Glass Eye Pal Graham Reznick writes about his favorite Carpenter flick IN THE MOUTH OF MADNESS on Shock Till You Drop, proposing that MOUTH was at the forefront of “Metafiction” in popular culture. Check it!


“Movies and novels that both comment on themselves and directly involve the audience are nothing new. Famous examples exist at least as far back as 1903’s The Great Train Robbery, which has, in a non-story specific scene, a bandit shooting a gun directly at the camera, implying he is able to shoot through the screen and bring the audience directly into the world of the film. H.P. Lovecraft’s classic novel At the Mountains of Madness is another precursor, as the title “In the Mouth of Madness” implies.

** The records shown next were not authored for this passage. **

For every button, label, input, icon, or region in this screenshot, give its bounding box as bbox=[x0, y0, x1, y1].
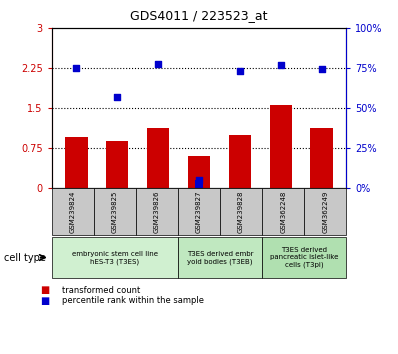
Point bbox=[114, 95, 120, 100]
Point bbox=[278, 63, 284, 68]
Text: GSM239825: GSM239825 bbox=[112, 190, 118, 233]
Text: GSM362249: GSM362249 bbox=[322, 190, 328, 233]
Point bbox=[318, 66, 325, 72]
Text: transformed count: transformed count bbox=[62, 286, 140, 295]
Text: GSM239826: GSM239826 bbox=[154, 190, 160, 233]
Text: GSM239827: GSM239827 bbox=[196, 190, 202, 233]
Bar bbox=[310, 128, 333, 188]
Text: GSM239828: GSM239828 bbox=[238, 190, 244, 233]
Bar bbox=[229, 135, 251, 188]
Text: cell type: cell type bbox=[4, 252, 46, 263]
Bar bbox=[269, 105, 292, 188]
Text: percentile rank within the sample: percentile rank within the sample bbox=[62, 296, 204, 306]
Point bbox=[196, 177, 202, 183]
Text: T3ES derived embr
yoid bodies (T3EB): T3ES derived embr yoid bodies (T3EB) bbox=[187, 251, 253, 264]
Text: ■: ■ bbox=[40, 285, 49, 295]
Point bbox=[73, 65, 80, 71]
Text: T3ES derived
pancreatic islet-like
cells (T3pi): T3ES derived pancreatic islet-like cells… bbox=[270, 247, 338, 268]
Bar bbox=[195, 180, 203, 188]
Text: embryonic stem cell line
hES-T3 (T3ES): embryonic stem cell line hES-T3 (T3ES) bbox=[72, 251, 158, 264]
Point bbox=[237, 69, 243, 74]
Point bbox=[155, 62, 161, 67]
Text: GSM239824: GSM239824 bbox=[70, 190, 76, 233]
Text: ■: ■ bbox=[40, 296, 49, 306]
Bar bbox=[106, 141, 129, 188]
Bar bbox=[65, 137, 88, 188]
Bar bbox=[188, 156, 210, 188]
Text: GDS4011 / 223523_at: GDS4011 / 223523_at bbox=[130, 9, 268, 22]
Text: GSM362248: GSM362248 bbox=[280, 190, 286, 233]
Bar bbox=[147, 128, 169, 188]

It’s an early example of “found” narrative – the entire story unfolds through diary entries from the members of an arctic expedition that has uncovered the frozen resting site of terrifying Elder Things (it’s also a precursor to The Thing). The narrative speaks to the reader directly, urging them to stay far away. It doesn’t tumble the reader directly into the madness of the narrative (like other Lovecraft stories), but it does indicate that the world of the narrative and the world of the reader are one and the same (much like the general conceit of most “found footage” films). Part of Lovecraft’s enduring relevance is due to his ability to use these self-reflexive methods to evoke the effect of a classic campfire tale: a horror story meant to convince you the terror of the tale may cross over into your own life.”